During a trip to Los Angeles, California, Chief Rabbi of Iran Rabbi Yehuda Gerami paid a visit to Yeshivas Ohr Elchanan Chabad, and engaged in a lengthy Halachic discussion with Rosh Yeshiva Rabbi Ezra Schochet.
By Anash.org reporter
While visiting the Iranian-American Jewish community of Los Angeles, Chief Rabbi of Iran, Rabbi Yehuda Gerami, paid a visit to Yeshivas Ohr Elchanan Chabad, and engaged in a lengthy Halachic discussion with Rosh Yeshiva Rabbi Ezra Schochet.
35 year old Rabbi Gerami grew up in Teheran, Iran, and learned in yeshivos in Eretz Yisroel and America. Ten years ago, after receiving semicha and his marriage to his Iranian-born wife, he returned to Iran, and began giving shiurim and helping with religious functions. As the religious offices related to kashrus, beis din and mikveh were vacant, Rabbi Gerami gradually assumed one role after another until he was acknowledged as the chief rabbi of Iran.

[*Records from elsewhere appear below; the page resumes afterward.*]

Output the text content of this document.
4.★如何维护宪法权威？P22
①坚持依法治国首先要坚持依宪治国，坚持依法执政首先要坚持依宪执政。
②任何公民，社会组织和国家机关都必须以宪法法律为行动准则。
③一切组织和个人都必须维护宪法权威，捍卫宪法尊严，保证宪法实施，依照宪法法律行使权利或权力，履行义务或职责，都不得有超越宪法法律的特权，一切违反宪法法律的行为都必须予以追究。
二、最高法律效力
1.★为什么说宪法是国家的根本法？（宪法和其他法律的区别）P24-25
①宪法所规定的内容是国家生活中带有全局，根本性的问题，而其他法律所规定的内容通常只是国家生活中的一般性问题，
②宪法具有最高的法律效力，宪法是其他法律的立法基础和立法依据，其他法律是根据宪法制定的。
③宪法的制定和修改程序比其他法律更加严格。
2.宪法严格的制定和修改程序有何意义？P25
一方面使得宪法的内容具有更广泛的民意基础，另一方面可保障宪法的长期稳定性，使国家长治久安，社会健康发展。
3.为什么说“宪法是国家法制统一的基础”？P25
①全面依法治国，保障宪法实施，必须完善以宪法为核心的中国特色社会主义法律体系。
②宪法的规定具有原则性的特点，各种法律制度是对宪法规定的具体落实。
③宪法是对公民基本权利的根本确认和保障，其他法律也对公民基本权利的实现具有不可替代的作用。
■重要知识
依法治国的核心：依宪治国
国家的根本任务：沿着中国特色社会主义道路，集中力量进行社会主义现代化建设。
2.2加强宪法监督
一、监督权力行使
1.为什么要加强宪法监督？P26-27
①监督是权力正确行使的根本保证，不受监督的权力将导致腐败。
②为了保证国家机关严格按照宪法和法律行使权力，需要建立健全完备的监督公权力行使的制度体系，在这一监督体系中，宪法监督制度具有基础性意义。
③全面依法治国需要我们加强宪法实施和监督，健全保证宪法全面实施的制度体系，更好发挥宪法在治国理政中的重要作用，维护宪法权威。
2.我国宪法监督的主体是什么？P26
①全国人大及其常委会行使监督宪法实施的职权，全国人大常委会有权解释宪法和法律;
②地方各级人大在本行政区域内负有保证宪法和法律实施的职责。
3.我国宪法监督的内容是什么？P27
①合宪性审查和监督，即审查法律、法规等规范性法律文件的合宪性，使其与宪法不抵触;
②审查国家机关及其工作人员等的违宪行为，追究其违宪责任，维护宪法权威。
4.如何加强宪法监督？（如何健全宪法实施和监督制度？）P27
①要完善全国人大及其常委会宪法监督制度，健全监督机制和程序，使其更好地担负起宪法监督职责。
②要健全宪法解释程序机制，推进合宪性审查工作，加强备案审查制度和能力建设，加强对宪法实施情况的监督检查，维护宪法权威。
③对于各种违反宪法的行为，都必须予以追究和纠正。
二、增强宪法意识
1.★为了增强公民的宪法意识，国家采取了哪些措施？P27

Currently, the Jewish community in Iran numbers approximately 10,000 individuals, mainly concentrated in the cities of Tehran, Shiraz, and Isfahan, The community supports a network of government-sanctioned religious services, including shuls, yeshivos, kollelim, shechitah, mikvaos, and training for mohelim.
In recent days, the Chief Rabbi has been paying a visit to Los Angeles, California. The greater Los Angeles area is the home to the largest diaspora of Iranian Jewry, who fled there after the 1979 Iranian Revolution. During his stay, he visited the Persian shuls and Chabad Houses in the area, and also was welcomed into the city’s Chabad schools.
The Chief Rabbi was accompanied on his visits by Iranian-born Shliach Rabbi Danny Yiftach, who heads Chabad of Marina del Rey in Los Angeles, California, and is active in outreach within the Iranian-American Jewish community.
On his visit to YOEC, Rabbi Gerami was given a tour of the entire yeshiva complex, including the Beis Medrash and Mesivta, the dormitory, mikvah. Rabbi Gerami expressed much interest in the going-ons in the yeshiva, and was delighted to find bochur Chaim Chitrik, son of his close friend Istanbul Shliach Rabbi Mendy Chitrik, among the students.
Rabbi Gerami was then greeted by Rosh Yeshiva Rabbi Schochet, and the two sat down for a lengthy discussion on halachic questions that had recently arisen, Jewish life in Iran and Los Angeles, and the holy work being done by both of them, each in their own way, to bring Yiddishkeit to future generations.